Pero no es solo eso. Hay, además, gentes de orden a quienes jamás veríamos apedreando un escaparate, quemando un contenedor o agrediendo a un semejante, que contemplan, sin embargo, con entusiasmo abierto o contenido, las acciones de quienes hacen todas esas cosas convencidos de que no existe otro modo de cambiar la entelequia que, de forma general, se designa ya como el sistema. Y es que, digámoslo con toda claridad, desde el anarquismo decimonónico hasta el populismo radical del siglo XXI, pasando por los fascismos de los años veinte y treinta, la violencia ha gozado en no pocos sectores sociales y políticos del prestigio que se otorga a los valientes y a las pretendidas fórmulas mágicas para resolver problemas de muy compleja solución.
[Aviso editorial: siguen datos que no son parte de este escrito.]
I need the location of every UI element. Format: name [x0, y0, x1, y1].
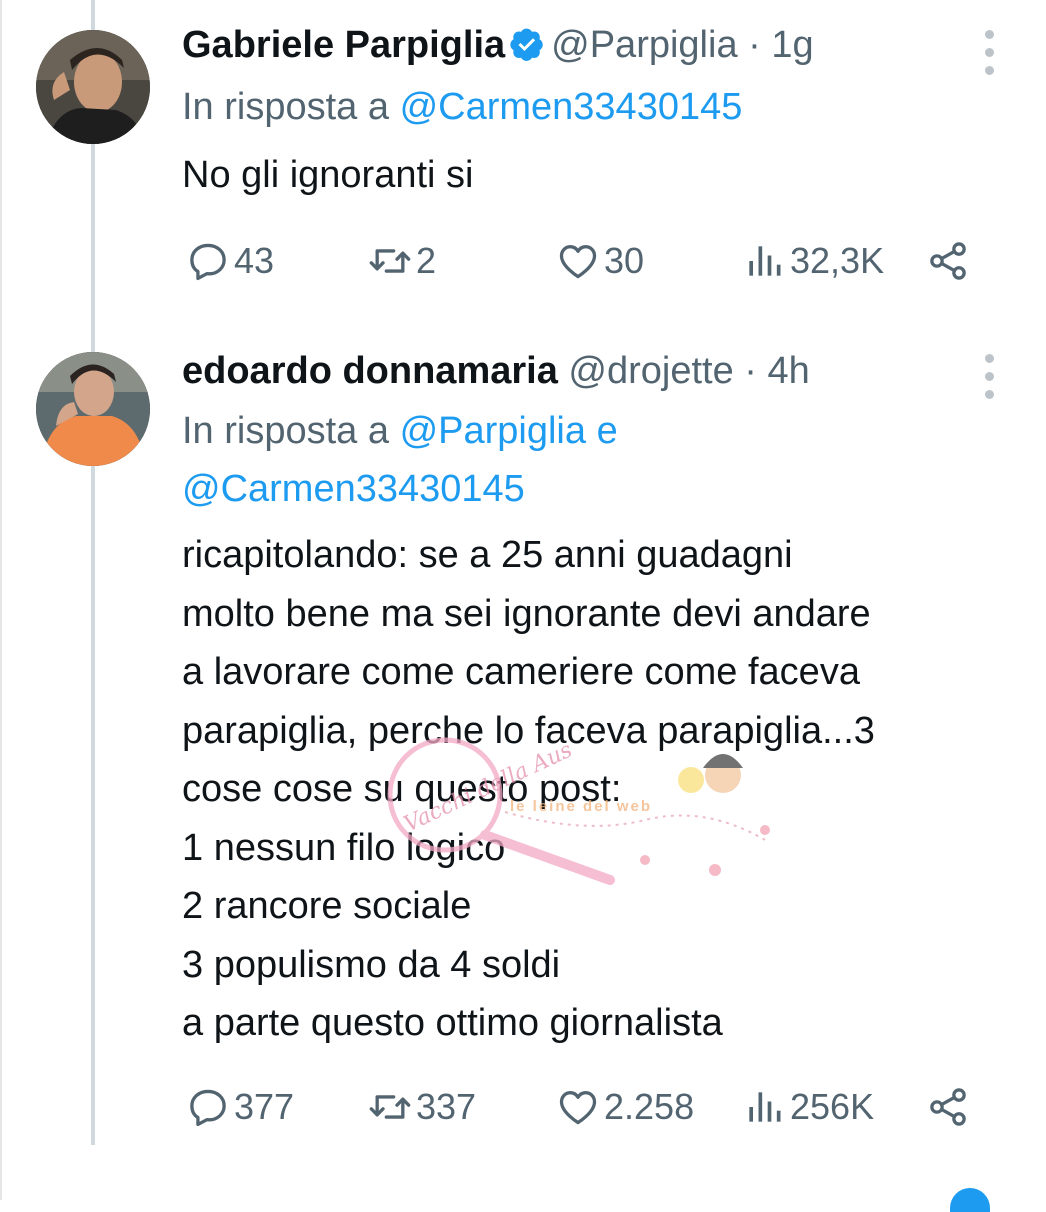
- more-options-icon[interactable]: [982, 30, 996, 84]
- reply-button[interactable]: 43: [186, 236, 274, 286]
- compose-button-peek[interactable]: [950, 1188, 990, 1212]
- timestamp[interactable]: 1g: [771, 24, 813, 66]
- avatar[interactable]: [36, 352, 150, 466]
- more-options-icon[interactable]: [982, 354, 996, 408]
- views-count: 32,3K: [790, 240, 885, 281]
- tweet-text-line: a parte questo ottimo giornalista: [182, 1002, 723, 1044]
- retweet-button[interactable]: 2: [368, 236, 436, 286]
- share-icon: [930, 1088, 966, 1126]
- action-bar: 43 2 30 32,3K: [182, 236, 982, 286]
- views-button[interactable]: 32,3K: [742, 236, 884, 286]
- like-button[interactable]: 30: [556, 236, 644, 286]
- share-button[interactable]: [926, 1082, 970, 1132]
- retweet-count: 337: [416, 1086, 477, 1127]
- tweet-text-line: 3 populismo da 4 soldi: [182, 943, 561, 986]
- tweet-text: No gli ignoranti si: [182, 146, 1006, 205]
- reply-icon: [190, 1089, 226, 1127]
- reply-prefix: In risposta a: [182, 410, 389, 452]
- timestamp[interactable]: 4h: [768, 350, 810, 392]
- reply-count: 43: [234, 240, 275, 281]
- views-icon: [749, 246, 781, 276]
- retweet-count: 2: [416, 240, 437, 281]
- author-name[interactable]: Gabriele Parpiglia: [182, 24, 505, 66]
- mention-link[interactable]: @Carmen33430145: [400, 86, 743, 128]
- tweet-text-line: No gli ignoranti si: [182, 154, 474, 196]
- mention-link[interactable]: @Carmen33430145: [182, 468, 525, 510]
- reply-context: In risposta a @Carmen33430145: [182, 78, 1006, 136]
- share-button[interactable]: [926, 236, 970, 286]
- retweet-icon: [369, 249, 411, 273]
- tweet-text-line: ricapitolando: se a 25 anni guadagni: [182, 534, 793, 576]
- avatar-photo: [36, 30, 150, 144]
- views-count: 256K: [790, 1086, 875, 1127]
- views-icon: [749, 1092, 781, 1122]
- reply-joiner: e: [596, 410, 618, 452]
- verified-badge-icon: [510, 28, 543, 61]
- like-icon: [559, 1091, 597, 1125]
- avatar-photo: [36, 352, 150, 466]
- like-button[interactable]: 2.258: [556, 1082, 694, 1132]
- separator-dot: ·: [744, 350, 757, 392]
- author-handle[interactable]: @drojette: [568, 350, 733, 392]
- reply-button[interactable]: 377: [186, 1082, 294, 1132]
- retweet-icon: [369, 1095, 411, 1119]
- separator-dot: ·: [748, 24, 761, 66]
- like-count: 30: [604, 240, 645, 281]
- tweet-text-line: a lavorare come cameriere come faceva: [182, 651, 860, 693]
- like-icon: [559, 245, 597, 279]
- tweet-header: Gabriele Parpiglia @Parpiglia · 1g: [182, 22, 966, 68]
- avatar[interactable]: [36, 30, 150, 144]
- views-button[interactable]: 256K: [742, 1082, 874, 1132]
- reply-count: 377: [234, 1086, 295, 1127]
- watermark-tagline: le leine del web: [510, 798, 653, 815]
- author-handle[interactable]: @Parpiglia: [551, 24, 737, 66]
- reply-icon: [190, 243, 226, 281]
- tweet-header: edoardo donnamaria @drojette · 4h: [182, 348, 966, 394]
- author-name[interactable]: edoardo donnamaria: [182, 350, 558, 392]
- mention-link[interactable]: @Parpiglia: [400, 410, 586, 452]
- reply-prefix: In risposta a: [182, 86, 389, 128]
- retweet-button[interactable]: 337: [368, 1082, 476, 1132]
- reply-context: In risposta a @Parpiglia e @Carmen334301…: [182, 402, 1006, 518]
- like-count: 2.258: [604, 1086, 695, 1127]
- action-bar: 377 337 2.258 256K: [182, 1082, 982, 1132]
- watermark: Vacchi della Aus le leine del web: [385, 720, 785, 910]
- tweet-card[interactable]: Gabriele Parpiglia @Parpiglia · 1g In ris…: [0, 0, 1046, 330]
- share-icon: [930, 242, 966, 280]
- tweet-text-line: molto bene ma sei ignorante devi andare: [182, 592, 871, 635]
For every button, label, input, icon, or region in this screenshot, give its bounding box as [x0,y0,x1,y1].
Por eso, sigue siendo hoy imprescindible denunciar que, en democracia, no hay mayor cobardía política y moral que el aparente valor de los matones, y que no existe mejor forma de contribuir a atascar los problemas públicos que la convicción, necia e ignorante, de que todos ellos se resuelven con simplistas consignas y recetas que, de no aceptarse por las buenas, han de imponerse por las malas.

Si todos hiciésemos lo mismo que los que creen estar siempre en posesión de la verdad y se muestran dispuestos a imponerla con la fuerza, la vida en sociedad resultaría insoportable. Y si todos hiciésemos lo mismo que los que tiran la piedra intelectual y esconden la mano, animan desde detrás del escenario y callan, pero otorgan, los violentos irían ganando terreno día a día hasta acabar con la vigencia efectiva de la única regla que nos permite convivir en paz y libertad: la del respeto a la ley y a los derechos de todos por ella protegidos.